I'm trying to apply a ripple effect to an image in python. I found Pillow's im.transform(im.size, Image.MESH,.... is it possible? Maybe I have to load the image with numpy and apply the algorithm. I also found this: http://www.pygame.org/project-Water+Ripples-1239-.html

another way manually but I don't know any algorithm. this is my start. it doesn't do anything...

    #!/usr/bin/env python3

    from PIL import Image
    import sys
    import numpy
    import math

    im = Image.open(sys.argv[1])
    im.show()

    matrix = numpy.asarray(im)
    width = im.size[0]
    height = im.size[1]
    amplitude = ? # parameters
    frequency = ?
    matrix_dest = numpy.zeros((im.size[0],im.size[1],3))

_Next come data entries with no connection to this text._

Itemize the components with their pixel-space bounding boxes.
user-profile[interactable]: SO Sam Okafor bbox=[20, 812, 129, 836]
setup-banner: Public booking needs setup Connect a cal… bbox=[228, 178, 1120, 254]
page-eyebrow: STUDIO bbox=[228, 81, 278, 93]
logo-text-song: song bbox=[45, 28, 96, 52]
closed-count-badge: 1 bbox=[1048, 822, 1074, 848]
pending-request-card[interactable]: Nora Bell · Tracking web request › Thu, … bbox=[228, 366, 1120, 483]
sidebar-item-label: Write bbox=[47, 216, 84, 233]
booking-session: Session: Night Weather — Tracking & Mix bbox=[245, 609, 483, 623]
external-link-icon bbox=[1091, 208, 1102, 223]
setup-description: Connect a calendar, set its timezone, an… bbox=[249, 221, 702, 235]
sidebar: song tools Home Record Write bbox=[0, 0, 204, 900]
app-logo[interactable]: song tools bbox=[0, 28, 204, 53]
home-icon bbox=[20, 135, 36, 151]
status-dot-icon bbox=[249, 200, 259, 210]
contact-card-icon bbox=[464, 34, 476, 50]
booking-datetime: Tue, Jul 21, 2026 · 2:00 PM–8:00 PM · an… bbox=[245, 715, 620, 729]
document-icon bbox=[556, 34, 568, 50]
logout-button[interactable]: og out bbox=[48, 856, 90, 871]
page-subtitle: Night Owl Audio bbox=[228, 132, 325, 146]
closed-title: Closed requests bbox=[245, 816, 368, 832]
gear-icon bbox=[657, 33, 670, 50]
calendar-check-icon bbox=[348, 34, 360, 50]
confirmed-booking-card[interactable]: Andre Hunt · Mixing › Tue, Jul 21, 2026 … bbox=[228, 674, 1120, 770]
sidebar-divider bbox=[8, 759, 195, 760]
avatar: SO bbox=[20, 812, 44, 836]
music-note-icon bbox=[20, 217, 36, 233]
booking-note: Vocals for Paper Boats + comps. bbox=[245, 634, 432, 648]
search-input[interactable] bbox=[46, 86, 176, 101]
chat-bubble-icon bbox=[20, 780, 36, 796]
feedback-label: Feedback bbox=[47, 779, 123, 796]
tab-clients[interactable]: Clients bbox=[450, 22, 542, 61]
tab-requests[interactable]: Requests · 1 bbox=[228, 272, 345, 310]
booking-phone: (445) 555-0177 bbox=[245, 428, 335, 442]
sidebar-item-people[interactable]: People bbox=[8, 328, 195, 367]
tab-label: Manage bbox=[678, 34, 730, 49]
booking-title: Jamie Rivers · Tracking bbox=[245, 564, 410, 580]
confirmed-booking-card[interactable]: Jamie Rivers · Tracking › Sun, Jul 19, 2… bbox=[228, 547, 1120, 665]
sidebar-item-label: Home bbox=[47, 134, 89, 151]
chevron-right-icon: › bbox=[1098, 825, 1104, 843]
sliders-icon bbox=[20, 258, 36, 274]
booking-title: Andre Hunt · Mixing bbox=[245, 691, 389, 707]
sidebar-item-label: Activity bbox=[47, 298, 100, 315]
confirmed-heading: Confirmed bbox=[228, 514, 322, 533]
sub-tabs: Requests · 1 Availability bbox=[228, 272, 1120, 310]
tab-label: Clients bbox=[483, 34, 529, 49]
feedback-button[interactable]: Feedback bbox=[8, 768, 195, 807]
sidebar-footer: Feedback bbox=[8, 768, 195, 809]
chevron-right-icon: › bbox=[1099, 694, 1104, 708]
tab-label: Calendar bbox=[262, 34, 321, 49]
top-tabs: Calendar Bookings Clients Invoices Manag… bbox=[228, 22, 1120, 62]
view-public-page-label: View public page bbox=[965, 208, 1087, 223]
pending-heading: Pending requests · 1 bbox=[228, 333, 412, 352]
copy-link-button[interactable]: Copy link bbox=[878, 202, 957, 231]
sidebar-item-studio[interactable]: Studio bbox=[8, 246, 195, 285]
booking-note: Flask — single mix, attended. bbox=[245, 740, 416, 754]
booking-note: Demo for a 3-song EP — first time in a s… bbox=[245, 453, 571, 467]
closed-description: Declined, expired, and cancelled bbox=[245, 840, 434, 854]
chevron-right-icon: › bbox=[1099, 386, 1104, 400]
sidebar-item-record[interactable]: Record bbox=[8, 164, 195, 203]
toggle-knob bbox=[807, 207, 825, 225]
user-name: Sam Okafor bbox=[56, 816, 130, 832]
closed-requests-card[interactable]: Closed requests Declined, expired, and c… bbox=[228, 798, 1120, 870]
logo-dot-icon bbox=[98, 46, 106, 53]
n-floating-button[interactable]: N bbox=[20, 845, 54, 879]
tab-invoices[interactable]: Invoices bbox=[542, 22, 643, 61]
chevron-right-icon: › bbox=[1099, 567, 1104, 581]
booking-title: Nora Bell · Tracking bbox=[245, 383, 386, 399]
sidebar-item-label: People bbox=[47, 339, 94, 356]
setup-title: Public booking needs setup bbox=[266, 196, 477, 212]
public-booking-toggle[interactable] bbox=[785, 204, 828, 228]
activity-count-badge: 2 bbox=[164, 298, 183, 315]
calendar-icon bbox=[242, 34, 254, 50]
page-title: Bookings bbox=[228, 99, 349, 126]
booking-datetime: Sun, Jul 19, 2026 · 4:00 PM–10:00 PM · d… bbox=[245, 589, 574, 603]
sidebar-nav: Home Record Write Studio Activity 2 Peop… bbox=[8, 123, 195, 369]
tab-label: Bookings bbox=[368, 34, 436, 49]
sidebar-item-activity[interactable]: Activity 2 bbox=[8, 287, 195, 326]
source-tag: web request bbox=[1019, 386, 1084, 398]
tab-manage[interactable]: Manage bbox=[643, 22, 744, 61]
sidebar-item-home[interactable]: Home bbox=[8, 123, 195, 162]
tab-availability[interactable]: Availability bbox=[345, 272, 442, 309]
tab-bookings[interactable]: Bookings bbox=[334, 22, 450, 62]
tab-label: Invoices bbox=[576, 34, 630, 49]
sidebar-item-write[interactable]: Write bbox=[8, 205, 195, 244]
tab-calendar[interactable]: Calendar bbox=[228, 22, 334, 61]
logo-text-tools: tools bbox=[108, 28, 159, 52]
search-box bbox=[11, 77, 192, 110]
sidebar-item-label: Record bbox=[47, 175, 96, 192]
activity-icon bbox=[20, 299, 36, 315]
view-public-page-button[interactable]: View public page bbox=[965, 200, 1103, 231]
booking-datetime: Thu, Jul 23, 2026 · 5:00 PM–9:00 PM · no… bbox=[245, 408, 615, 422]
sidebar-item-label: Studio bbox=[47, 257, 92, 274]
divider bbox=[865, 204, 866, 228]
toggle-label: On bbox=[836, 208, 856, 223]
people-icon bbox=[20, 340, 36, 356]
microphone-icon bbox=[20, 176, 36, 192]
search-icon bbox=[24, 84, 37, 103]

    for x in range(0, width):
        for y in range(0, height):
            pass # ç_ç

    im2 = Image.fromarray(numpy.uint8(matrix_dest))
    im2.show()

EDIT:

I'd really like to keep this structure (using pillow. I already use extensivly in my project and if I can I wouldn't add any other dependency) and not including scipi or matplotlib.. With the following code I have the distortion I wanted, but colors are screwed up. Maybe I have to apply the distortion to R,G,B planes and then compose the result in one image. Or palettize the image and then apply the original palette.

(Btw the image would be used as a texture to display moving water in a 3D environment.)

im = Image.open(sys.argv[1])
im.show()

m = numpy.asarray(im)
m2 = numpy.zeros((im.size[0],im.size[1],3))
width = im.size[0]
height = im.size[1]

A = m.shape[0] / 3.0
w = 1.0 / m.shape[1]

shift = lambda x: A * numpy.sin(2.0*numpy.pi*x * w)

for i in range(m.shape[0]):
    print(int(shift(i)))
    m2[:,i] = numpy.roll(m[:,i], int(shift(i)))

im2 = Image.fromarray(numpy.uint8(m2))
im2.show()

Answer 1

You could use np.roll to rotate each row or column according to some sine function.

from scipy.misc import lena
import numpy as np
import matplotlib.pyplot as plt

img = lena()

A = img.shape[0] / 3.0
w = 2.0 / img.shape[1]

shift = lambda x: A * np.sin(2.0*np.pi*x * w)

for i in range(img.shape[0]):
    img[:,i] = np.roll(img[:,i], int(shift(i)))

plt.imshow(img, cmap=plt.cm.gray)
plt.show()

Answer 2

Why don't you try something like:

# import scipy
# import numpy as np
for x in range(cols):
    column = im[:,x]
    y = np.floor(sin(x)*10)+10
    kernel = np.zeros((20,1))
    kernel[y] = 1
    scipy.ndimage.filters.convolve(col,kernel,'nearest')

I threw this together just right now, so you'll need to tweak it a bit. The frequency of the sin is definitely too high, check here. But I think overall this should work.